Game providers: whitelisting CDN domains, protection against sudden redirects.
Geo-rules: compliance with local restrictions, blocks of regions on the edge.
Backoffice/KYC: access only from trusted networks/via bastion + MFA.
Fraud: velocity limits on L7 and "heavy" requests to the API of abnormal sources.
14) Examples of quick rules
UFW (host)
bash ufw default deny incoming ufw default deny outgoing ufw allow 22/tcp ufw allow 443/tcp ufw allow out to 10.10.0.10 port 53 proto udp ufw allow out to 203.0.113.0/24 port 443 proto tcp
Istio EnvoyFilter (prohibition of non-standard methods, idea)
yaml typed_config:
"@type": type.googleapis.com/envoy.extensions.filters.http.router.v3.Router до роутера — Lua/Match для блокировки методов not in [GET,POST,OPTIONS]
NGINX rate-limit
nginx limit_req_zone $binary_remote_addr zone=rl_api:10m rate=10r/s;
server {
location /api/ { limit_req zone=rl_api burst=50 nodelay; proxy_pass http://api; }
}
15) Implementation checklist
1. Default deny at the level of the cloud (SG/NACL), cluster (NetworkPolicy) and hosts.

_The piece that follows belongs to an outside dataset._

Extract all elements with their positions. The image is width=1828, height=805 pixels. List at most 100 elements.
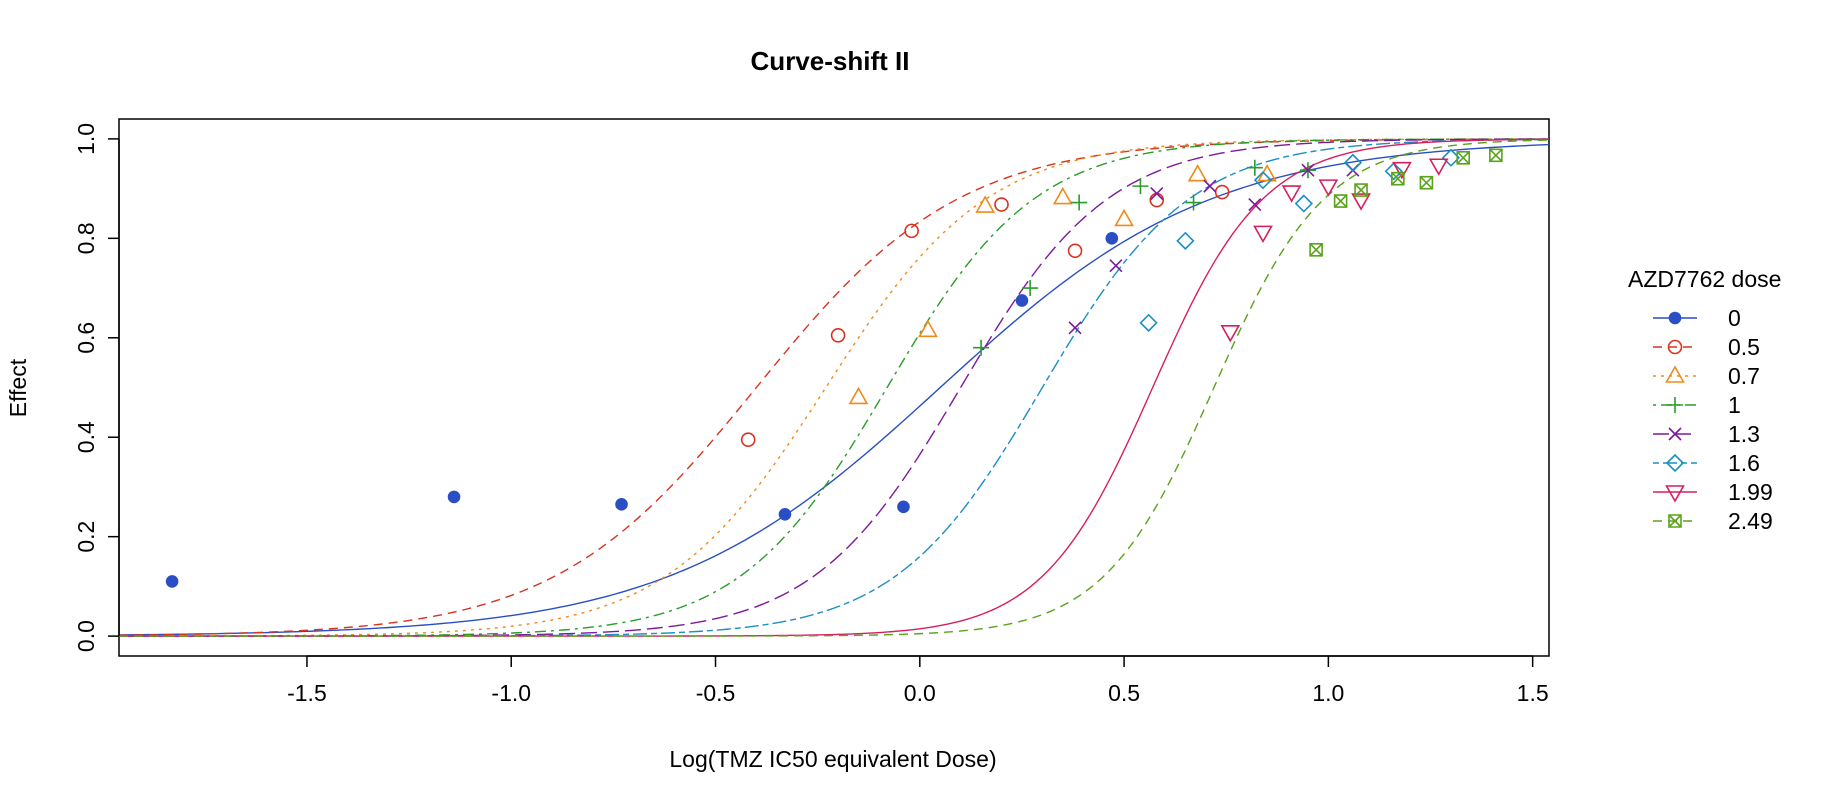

2. Egress-allowlist to PSP/providers, resolved only through trusted DNS.
3. WAF/bot management/DDoS on edge, L7 rules for REST/JSON and downloads.
4. mTLS between services, identity authorization (Spiffe/SA).
5. Rate-limit/quotas on edge and in the app, idempotency-keys for payments.
6. DNS policies: DoH/DoT prohibition, split-horizon, logging.
7. Logs and SIEM: centralized collection allow/deny/WAF/DNS, alerts for anomalies.
8. IaC processes: rule code, PR review, canary rolls, annotations.
9. Tests/chaos: RTT/loss/DNS failures, checking fallback routes and auto-scripts.
10. Regular audits: audit of unused rules, rotation of PSP/CDN addresses.
16) Anti-patterns
"Open everything and hope for WAF" - the perimeter will not save internal traffic.
No egress control - tube tunnel outwards for leaks/C2.
Allow-all NetworkPolicy in Kubernetes - lateral movement is guaranteed.
IP-only filtering in the dynamic CDN/PSP world without domain/DNS control.
The only TLS termination point without mTLS inside is service substitution.
Manual rule changes in sales without IaC/audit - non-reproducibility and debts.
Firewall logs "to nowhere" - without observability it is just a "black box."
Results
Efficient traffic filtering is the architectural fabric of the platform: from edge-WAF and cloud SG to NetworkPolicy and mTLS within the cluster, with tight egress control to PSP/providers and management via IaC. Such a system reduces the risk of leaks and attacks, keeps payments and games within the SLO and helps to quickly investigate incidents through full audit and surveillance.